Table 1. Multivariate Analysis of Prognostic Performance: Early Recurrence (Years 0-5)
Likelihood Ratio Statistic P Value
Breast Cancer Index 15.4 <0.0001
IHC4 28.8 <0.0001
Recurrence Score 18.2 <0.0001
Table 2. Multivariate Analysis of Prognostic Performance: Late Recurrence (Years 5-10)
Likelihood Ratio Statistic P Value
Breast Cancer Index 8 0.0005
IHC4 1.6 0.2
Recurrence Score 0.5 0.5

“In the early recurrence time frame, all three biomarkers demonstrate highly significant prognostic performance in a multivariate analysis adjusted for the Clinical Treatment Score,” said Dr. Sgroi. “However, when we compared the performance in the late recurrence time frame. … BCI demonstrates sustained prognostic performance in a multivariate analysis, whereas IHC4 and the RS lose their prognostic ability.”

A patient with an intermediate BCI score will do well in the first five years with adjuvant hormone therapy, Dr. Sgroi said, but should be considered for extended adjuvant therapy at that point.

Mathew Goetz, MD, a medical oncologist and an associate professor of oncology and pharmacology at Mayo Clinic in Rochester, Minn., said the three tests provide different information, with BCI providing “better information in years 5 through 10.” He said the test has been validated in multiple data sets, including the MA.17 trial. From a clinician standpoint, he continued, the lymph node–negative, ER-positive patients are the ones in whom clinicians are least likely to use extended adjuvant hormone therapy, and identifying a high-risk subset in this group in years five through 10 is novel.
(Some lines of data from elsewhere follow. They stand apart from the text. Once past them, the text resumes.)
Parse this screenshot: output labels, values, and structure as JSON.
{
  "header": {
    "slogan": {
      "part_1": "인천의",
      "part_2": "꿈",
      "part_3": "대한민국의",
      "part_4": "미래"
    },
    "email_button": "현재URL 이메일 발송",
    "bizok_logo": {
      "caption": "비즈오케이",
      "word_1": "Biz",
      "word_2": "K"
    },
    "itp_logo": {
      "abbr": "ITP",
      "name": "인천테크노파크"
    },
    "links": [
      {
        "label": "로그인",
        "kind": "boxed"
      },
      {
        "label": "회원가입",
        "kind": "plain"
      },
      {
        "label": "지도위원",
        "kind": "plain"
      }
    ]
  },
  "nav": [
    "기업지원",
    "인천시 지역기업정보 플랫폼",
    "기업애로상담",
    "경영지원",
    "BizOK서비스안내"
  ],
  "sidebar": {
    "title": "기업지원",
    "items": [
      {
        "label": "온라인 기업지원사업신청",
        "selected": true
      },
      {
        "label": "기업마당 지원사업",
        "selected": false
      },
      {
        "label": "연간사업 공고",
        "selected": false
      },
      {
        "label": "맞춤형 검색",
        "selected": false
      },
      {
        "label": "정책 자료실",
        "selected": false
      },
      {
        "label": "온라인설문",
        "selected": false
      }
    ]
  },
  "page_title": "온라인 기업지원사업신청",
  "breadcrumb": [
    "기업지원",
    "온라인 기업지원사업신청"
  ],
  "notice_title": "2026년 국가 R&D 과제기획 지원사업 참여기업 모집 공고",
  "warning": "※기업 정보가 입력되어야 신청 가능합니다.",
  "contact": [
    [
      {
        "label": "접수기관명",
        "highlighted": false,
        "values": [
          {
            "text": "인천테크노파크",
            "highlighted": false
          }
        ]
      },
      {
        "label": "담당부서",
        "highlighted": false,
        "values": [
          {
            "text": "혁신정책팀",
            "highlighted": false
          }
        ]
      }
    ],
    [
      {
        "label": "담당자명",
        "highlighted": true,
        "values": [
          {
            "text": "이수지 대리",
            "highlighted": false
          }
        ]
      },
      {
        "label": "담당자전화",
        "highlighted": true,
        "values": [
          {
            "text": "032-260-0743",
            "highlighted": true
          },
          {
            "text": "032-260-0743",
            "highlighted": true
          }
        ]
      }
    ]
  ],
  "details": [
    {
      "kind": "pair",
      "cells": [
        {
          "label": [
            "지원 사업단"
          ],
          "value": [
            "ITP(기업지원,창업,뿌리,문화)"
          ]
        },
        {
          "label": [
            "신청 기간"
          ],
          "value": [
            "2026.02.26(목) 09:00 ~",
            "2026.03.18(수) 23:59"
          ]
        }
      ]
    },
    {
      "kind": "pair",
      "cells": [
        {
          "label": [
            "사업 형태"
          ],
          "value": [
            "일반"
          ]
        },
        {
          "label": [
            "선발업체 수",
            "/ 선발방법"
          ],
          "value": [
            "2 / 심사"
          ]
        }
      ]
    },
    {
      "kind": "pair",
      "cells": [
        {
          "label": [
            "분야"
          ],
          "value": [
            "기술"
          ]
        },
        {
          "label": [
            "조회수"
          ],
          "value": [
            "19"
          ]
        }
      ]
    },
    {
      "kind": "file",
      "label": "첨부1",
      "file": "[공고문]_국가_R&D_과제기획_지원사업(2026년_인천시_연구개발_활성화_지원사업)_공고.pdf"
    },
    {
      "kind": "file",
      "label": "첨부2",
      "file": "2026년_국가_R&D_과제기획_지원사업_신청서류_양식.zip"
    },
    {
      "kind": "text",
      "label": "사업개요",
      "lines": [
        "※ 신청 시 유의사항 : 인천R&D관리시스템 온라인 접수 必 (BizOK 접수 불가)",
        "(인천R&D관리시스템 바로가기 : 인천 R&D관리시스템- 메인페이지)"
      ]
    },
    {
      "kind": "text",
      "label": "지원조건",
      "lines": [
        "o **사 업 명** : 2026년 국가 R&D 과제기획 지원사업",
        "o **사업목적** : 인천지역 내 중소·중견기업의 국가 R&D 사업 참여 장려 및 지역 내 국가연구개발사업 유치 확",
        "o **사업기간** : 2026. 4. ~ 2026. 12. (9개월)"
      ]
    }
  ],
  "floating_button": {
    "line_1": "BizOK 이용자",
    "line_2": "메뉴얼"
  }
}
“I would consider using this test in lymph node–negative, ER-positive patients that have completed five years of tamoxifen,” said Dr. Goetz. He pointed out, however, that many community oncologists are using aromatase inhibitors earlier on, and studies have not defined the benefit of extending aromatase inhibitor therapy in this group. “If we have additional data demonstrating that 10 versus five years of aromatase inhibitors is beneficial, this will really extend the potential ability of this test at that point,” he said.